4KB random block performance was measured using FIO against the Rados Block Driver. We are CPU limited in all tests, even with 2x Intel 8168 CPUs per 存储 node.

RBD FIO 4KB随机写入 Performance: FileStore vs. BlueStore

BlueStore provides a ~18% increase in IOPS and a ~15% decrease in average latency.

 

Blue bar graph showing 4KB random write IOPS + average latency

There is also a large decrease in the tail latency of Ceph at higher FIO client counts with BlueStore. At 100 clients, tail latency is decreased by 4.3X. 在较低的客户机数量下, tail latency for BlueStore is higher than FileStore because BlueStore is pushing higher performance.

Blue bar graph showing 4KB random write IOPS + tail latency

RBD FIO 4KB随机读取

4KB random read performance is similar between FileStore & BlueStore. There’s a 5% increase in IOPS at a queue depth of 32.

Blue bar graph showing 4KB random read IOPS + average latency

Tail latency is also similar up to queue depth 32, where BlueStore performs better.
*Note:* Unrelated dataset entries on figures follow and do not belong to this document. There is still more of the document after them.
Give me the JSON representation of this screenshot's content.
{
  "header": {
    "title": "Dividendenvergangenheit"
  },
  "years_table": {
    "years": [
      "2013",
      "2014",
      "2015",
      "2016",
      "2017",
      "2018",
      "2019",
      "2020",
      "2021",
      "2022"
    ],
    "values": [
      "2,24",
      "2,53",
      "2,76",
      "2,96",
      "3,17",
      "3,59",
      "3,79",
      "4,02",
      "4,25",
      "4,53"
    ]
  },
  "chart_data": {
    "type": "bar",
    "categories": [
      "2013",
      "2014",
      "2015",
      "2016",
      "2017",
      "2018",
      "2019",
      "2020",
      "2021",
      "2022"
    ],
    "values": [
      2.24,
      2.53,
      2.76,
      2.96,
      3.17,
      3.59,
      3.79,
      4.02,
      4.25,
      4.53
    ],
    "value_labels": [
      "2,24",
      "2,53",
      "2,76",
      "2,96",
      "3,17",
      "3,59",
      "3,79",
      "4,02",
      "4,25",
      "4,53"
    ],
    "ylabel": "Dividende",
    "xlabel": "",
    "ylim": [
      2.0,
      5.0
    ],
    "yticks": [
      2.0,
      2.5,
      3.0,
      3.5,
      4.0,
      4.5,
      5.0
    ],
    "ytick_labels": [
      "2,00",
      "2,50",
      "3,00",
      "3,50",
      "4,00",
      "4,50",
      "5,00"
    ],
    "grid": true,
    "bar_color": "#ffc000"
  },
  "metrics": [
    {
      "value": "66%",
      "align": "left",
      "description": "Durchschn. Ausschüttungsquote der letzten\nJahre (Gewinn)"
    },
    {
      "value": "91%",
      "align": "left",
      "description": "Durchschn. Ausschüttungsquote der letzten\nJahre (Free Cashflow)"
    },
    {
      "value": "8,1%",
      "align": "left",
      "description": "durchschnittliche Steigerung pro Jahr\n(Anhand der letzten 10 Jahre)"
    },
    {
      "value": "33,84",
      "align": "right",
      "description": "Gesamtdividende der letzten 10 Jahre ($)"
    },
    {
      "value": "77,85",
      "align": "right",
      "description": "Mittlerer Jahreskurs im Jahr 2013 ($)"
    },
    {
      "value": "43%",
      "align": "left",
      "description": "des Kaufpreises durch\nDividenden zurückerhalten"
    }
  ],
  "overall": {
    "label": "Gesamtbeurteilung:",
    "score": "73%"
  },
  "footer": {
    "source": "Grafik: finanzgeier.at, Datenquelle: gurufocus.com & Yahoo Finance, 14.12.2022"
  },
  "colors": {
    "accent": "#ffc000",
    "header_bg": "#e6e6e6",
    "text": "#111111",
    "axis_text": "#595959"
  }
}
Blue bar graph showing 4KB random read IOPS + tail latency

你想知道更多吗?

RHCS 3.0 + 微米 9200 MAX NVMe 固态硬盘 on the 英特尔Purley platform is super fast. The latest reference architecture for 微米 Accelerated Ceph 存储 Solutions 现在可用. My next blog post will discuss FileStore vs. BlueStore related to object performance. I presented details about the reference architecture and other Ceph tuning and performance topics during my session at OpenStack峰会2018. 我的录音 会议在这里.

Have additional questions about our testing or methodology? 发邮件给我们ssd@dream-messenger.com.

Director, 存储 Solutions Architecture

瑞安梅雷迪思

瑞安梅雷迪思 is director of Data Center Workload Engineering for 微米's 存储 Business Unit, testing new technologies to help build 微米's thought leadership and awareness in fields like AI and NVMe-oF/TCP, along with all-flash software-defined 存储 technologies.